Retrieval-augmented generation (RAG) enhances large language models (LLMs) by integrating external knowledge sources to address their limitations in accessing up-to-date or specialized information. A natural strategy to increase the likelihood of retrieving relevant information is to expand the number of retrieved documents. However, involving more documents could introduce significant noise, as many documents may be irrelevant or misleading, thereby reducing the overall accuracy of the generated responses. To overcome the challenge associated with handling a larger number of documents, we propose WinnowRAG, a novel RAG framework designed to systematically filter out noisy documents while preserving valuable content -- a process we refer to as winnowing. WinnowRAG operates in two stages: In Stage I, we perform query-aware clustering to group similar documents and form distinct topic clusters. Each cluster is assigned to an LLM agent for generating a unique answer. In Stage II, we perform winnowing, wherein a critic LLM evaluates the outputs of multiple agents and iteratively separates useful documents from noisy ones. To retain useful documents when discarding agents, we propose two strategic merging techniques to ensure that only relevant knowledge is used for generating the final response. Crucially, WinnowRAG is model-agnostic and does not require any model fine-tuning, making it easily adaptable to various tasks. Extensive experiments on various realistic datasets demonstrate the effectiveness of WinnowRAG over state-of-the-art baselines.

Paper Structure

This paper contains 33 sections, 5 equations, 5 figures, 6 tables.

Figures (5)

  • Figure 1: The accuracy results of the recall (i.e., upper bound), direct input, and WinnowRAG on the NaturalQ kwiatkowski2019natural dataset with different numbers of retrieved documents.
  • Figure 2: The overall process of our WinnowRAG framework.

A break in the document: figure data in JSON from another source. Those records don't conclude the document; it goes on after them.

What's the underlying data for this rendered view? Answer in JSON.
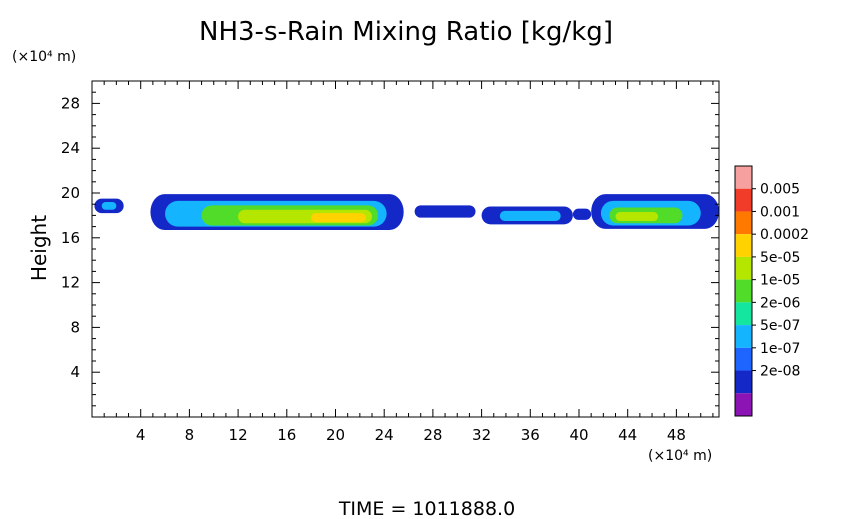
{
  "chart_data": {
    "type": "heatmap",
    "title": "NH3-s-Rain Mixing Ratio [kg/kg]",
    "xlabel": "",
    "ylabel": "Height",
    "x_unit": "(×10⁴ m)",
    "y_unit": "(×10⁴ m)",
    "xlim": [
      0,
      51.5
    ],
    "ylim": [
      0,
      30
    ],
    "x_ticks": [
      4,
      8,
      12,
      16,
      20,
      24,
      28,
      32,
      36,
      40,
      44,
      48
    ],
    "y_ticks": [
      4,
      8,
      12,
      16,
      20,
      24,
      28
    ],
    "legend": {
      "placement": "right",
      "labels": [
        "0.005",
        "0.001",
        "0.0002",
        "5e-05",
        "1e-05",
        "2e-06",
        "5e-07",
        "1e-07",
        "2e-08"
      ],
      "colors": [
        "#f6a0a0",
        "#f03c28",
        "#ff7800",
        "#ffd200",
        "#b4e600",
        "#50dc28",
        "#14e6a0",
        "#14b4ff",
        "#1e64ff",
        "#1428c8",
        "#8c14b4"
      ]
    },
    "bands": [
      {
        "x0": 0.2,
        "x1": 2.6,
        "ymin": 18.2,
        "ymax": 19.5,
        "level": 1
      },
      {
        "x0": 0.8,
        "x1": 2.0,
        "ymin": 18.5,
        "ymax": 19.2,
        "level": 3
      },
      {
        "x0": 4.8,
        "x1": 25.6,
        "ymin": 16.7,
        "ymax": 19.9,
        "level": 1
      },
      {
        "x0": 6.0,
        "x1": 24.2,
        "ymin": 17.0,
        "ymax": 19.3,
        "level": 3
      },
      {
        "x0": 9.0,
        "x1": 23.5,
        "ymin": 17.1,
        "ymax": 18.9,
        "level": 5
      },
      {
        "x0": 12.0,
        "x1": 23.0,
        "ymin": 17.3,
        "ymax": 18.5,
        "level": 6
      },
      {
        "x0": 18.0,
        "x1": 22.5,
        "ymin": 17.4,
        "ymax": 18.2,
        "level": 7
      },
      {
        "x0": 26.5,
        "x1": 31.5,
        "ymin": 17.8,
        "ymax": 18.9,
        "level": 1
      },
      {
        "x0": 32.0,
        "x1": 39.5,
        "ymin": 17.2,
        "ymax": 18.8,
        "level": 1
      },
      {
        "x0": 33.5,
        "x1": 38.5,
        "ymin": 17.5,
        "ymax": 18.4,
        "level": 3
      },
      {
        "x0": 39.5,
        "x1": 41.0,
        "ymin": 17.6,
        "ymax": 18.6,
        "level": 1
      },
      {
        "x0": 41.0,
        "x1": 51.5,
        "ymin": 16.8,
        "ymax": 19.9,
        "level": 1
      },
      {
        "x0": 41.8,
        "x1": 50.0,
        "ymin": 17.1,
        "ymax": 19.3,
        "level": 3
      },
      {
        "x0": 42.5,
        "x1": 48.5,
        "ymin": 17.3,
        "ymax": 18.7,
        "level": 5
      },
      {
        "x0": 43.0,
        "x1": 46.5,
        "ymin": 17.5,
        "ymax": 18.3,
        "level": 6
      }
    ],
    "annotation": "TIME = 1011888.0"
  }
}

We first perform query-aware clustering to group documents with similar semantic meanings with respect to the query. In Stage II, we first perform agent initialization to form multiple super-agents that will be used in the following winnowing steps. During multi-agent winnowing, we gradually discard agents with incorrect answers, guided by the critic LLM, while retaining useful documents.
  • Figure 3: The ablation study results of WinnowRAG on five datasets.
  • Figure 4: The accuracy improvement (over using one retrieved document) results of WinnowRAG with different numbers of retrieved documents.
  • Figure 5: The results of WinnowRAG on dataset NaturalQ with varying numbers of query-aware clusters and retrieved documents.